The GQ(I)M approach preaches the importance of Graphical Indicators that makes sense even for a non-specialist. Generally, Indicators are understandable in a higher level than metrics, and are calculated over one or more metrics. In this work, it was generated a set of Key Performance Indicators (KPI) [8] that helped answering the Questions listed in the Table 2. An example of these KPI for a specific project, considering the desired Goal for them, is presented in Figure 6. This kind of approach has allowed the Project Manager to analyze, considering a time frame, how maintainable, reusable, and testable was the developed source code.

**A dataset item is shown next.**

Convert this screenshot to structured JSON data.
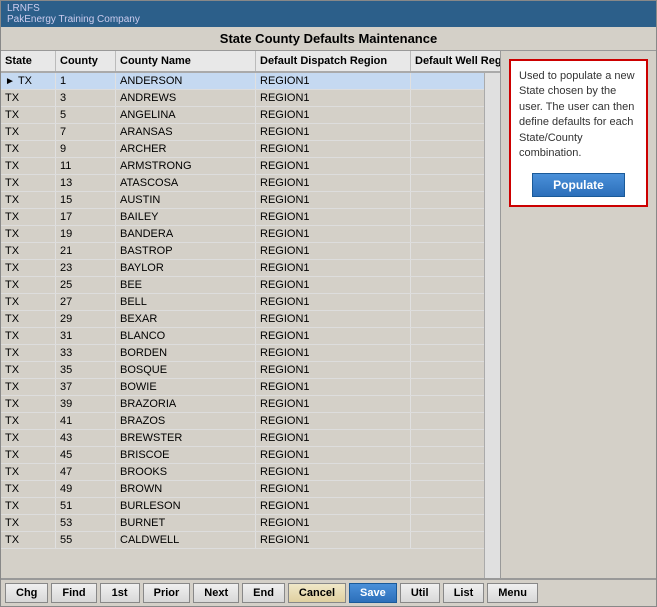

It was also possible the generation of a Kiviat graphic to allow an integrated analysis of the metrics maximum (desired) value against the measured values. As shown in Table 3 and Figure 8, in the case study’s project, the maximum measure for Cyclomatic Complexity (CC) found in a class was 87, whilst the assumed maximum desired CC value for a class was 50. That depicts that there are still some room to go improving the source code and reducing its complexity.
Another kind of performed analysis was the generation of statistical graphics. Figure 7 presents how the Unit Test Coverage was reduced in the project over time. From that, it can be inferred that, initially some unit tests were developed, but as the LOC increased in the next days, few new unit tests were created to test the inserted new methods.